Menurut model ini, terdapat empat dimensi yang perlu
dievaluasi sebelum, selama, dan sesudah program pendidikan dikembangkan.
Dimensi-dimensi tersebut antara lain sebagai berikut.
- Konteks (context),
merupakan situasi atau latar belakang yang memengaruhi tujuan dan strategi
yang dikembangkan, misalnya: kebijakan departemen atau unit kerja yang
bersangkutan, sasaran yang ingin dicapai oleh unit kerja, dan masalah
ketenagaan yang dihadapi unit kerja.
- Masukan (input),
mencakup bahan, peralatan, dan fasilitas yang disiapkan untuk keperluan
program, misalnya: dokumen kurikulum dan bahan ajar yang dikembangkan,
staf pengajar yang bertugas, sarana/prasarana yang tersedia, dan media
pendidikan yang digunakan.
- Proses (process),
merupakan pelaksanaan nyata dari program pendidikan di kelas/lapangan yang
meliputi: pelaksanaan proses pembelajaran, pelaksanaan evaluasi, dan
pengelolaan program.
- Hasil (product), yaitu
keseluruhan hasil yang dicapai oleh program. Hasil utama yang diharapkan
dari program produktif adalah meningkatnya kompetensi siswa sesuai bidang
keahliannya.
Selain model CIPP, model lain dalam
evaluasi program yang diperkenalkan Stake (1967:72) dalam Tayibnafis (2000:21)

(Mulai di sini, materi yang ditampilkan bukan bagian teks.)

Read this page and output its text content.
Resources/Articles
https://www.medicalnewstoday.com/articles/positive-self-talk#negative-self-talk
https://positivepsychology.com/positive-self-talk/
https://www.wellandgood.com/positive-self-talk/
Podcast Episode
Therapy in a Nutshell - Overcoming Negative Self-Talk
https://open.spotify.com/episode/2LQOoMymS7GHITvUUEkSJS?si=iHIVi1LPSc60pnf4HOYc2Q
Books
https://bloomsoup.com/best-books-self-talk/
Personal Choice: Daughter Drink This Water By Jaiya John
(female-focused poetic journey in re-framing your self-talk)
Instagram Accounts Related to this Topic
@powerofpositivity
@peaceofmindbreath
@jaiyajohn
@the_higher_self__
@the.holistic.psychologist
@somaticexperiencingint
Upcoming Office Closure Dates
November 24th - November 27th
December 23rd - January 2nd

yaitu model Countenance. Model ini menekankan dua dasar dalam evaluasi
yaitu description dan judgment, serta membedakannya dalam tiga
tahap yaitu antecedents/context, transaction/process, dan outcomes/output.

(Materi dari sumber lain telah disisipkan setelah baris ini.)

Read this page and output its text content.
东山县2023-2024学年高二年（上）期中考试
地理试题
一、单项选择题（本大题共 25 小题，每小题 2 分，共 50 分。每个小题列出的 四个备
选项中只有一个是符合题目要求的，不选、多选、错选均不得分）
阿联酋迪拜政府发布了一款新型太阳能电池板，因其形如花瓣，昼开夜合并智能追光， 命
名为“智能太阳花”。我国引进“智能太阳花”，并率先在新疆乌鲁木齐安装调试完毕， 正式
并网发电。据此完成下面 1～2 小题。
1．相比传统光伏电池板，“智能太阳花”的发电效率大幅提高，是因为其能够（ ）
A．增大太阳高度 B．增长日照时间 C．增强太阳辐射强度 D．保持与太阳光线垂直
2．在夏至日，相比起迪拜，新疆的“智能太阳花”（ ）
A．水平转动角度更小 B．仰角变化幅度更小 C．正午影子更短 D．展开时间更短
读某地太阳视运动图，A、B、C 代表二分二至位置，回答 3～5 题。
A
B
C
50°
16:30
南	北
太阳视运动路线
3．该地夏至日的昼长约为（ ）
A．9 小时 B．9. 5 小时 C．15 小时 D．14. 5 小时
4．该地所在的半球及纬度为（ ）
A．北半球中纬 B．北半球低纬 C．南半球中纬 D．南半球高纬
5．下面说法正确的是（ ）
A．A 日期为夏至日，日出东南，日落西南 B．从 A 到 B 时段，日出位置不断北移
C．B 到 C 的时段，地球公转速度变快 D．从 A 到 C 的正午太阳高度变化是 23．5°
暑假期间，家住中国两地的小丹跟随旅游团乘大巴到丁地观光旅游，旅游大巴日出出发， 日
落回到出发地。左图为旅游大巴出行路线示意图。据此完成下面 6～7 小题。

Stake menegaskan bahwa peenilaian suatu program pendidikan, dilakukan dengan
membandingkan yang relatif antarsatu program dengan yang lain, atau
perbandingan yang absolut (satu program dengan standar). Dalam model ini, antecedents
(masukan), transaction (proses), dan outcomes (hasil)
dibandingkan tidak hanya untuk menentukan apakah ada perbedaan tujuan dengan
keadaan yang sebenarnya, tetapi juga dibandingkan dengan standar yang absolut
untuk menilai manfaat program.
Model evaluasi lainnya yang cukup
kemprehensif dalam menilai sebuah program pelatihan adalah model Cascio.
Marwansyah dan Mukaram (2000:78) mengemukakan bahwa dengan model Cascio kita
dapat mengukur perubahan yang terjadi dalam empat kategori untuk mengetahui
efektif tidaknya suatu pelatihan. Kategori-kategori tersebut adalah sebagai
berikut.
- Reaksi peserta terhadap pelatihan dalam bentuk pendapat dan sikap
tentang pelatih, cara penyajian materi, kegunaan dan perhatian atas materi
pelatihan, serta kesungguhan dan keterlibatan selama latihan berlangsung.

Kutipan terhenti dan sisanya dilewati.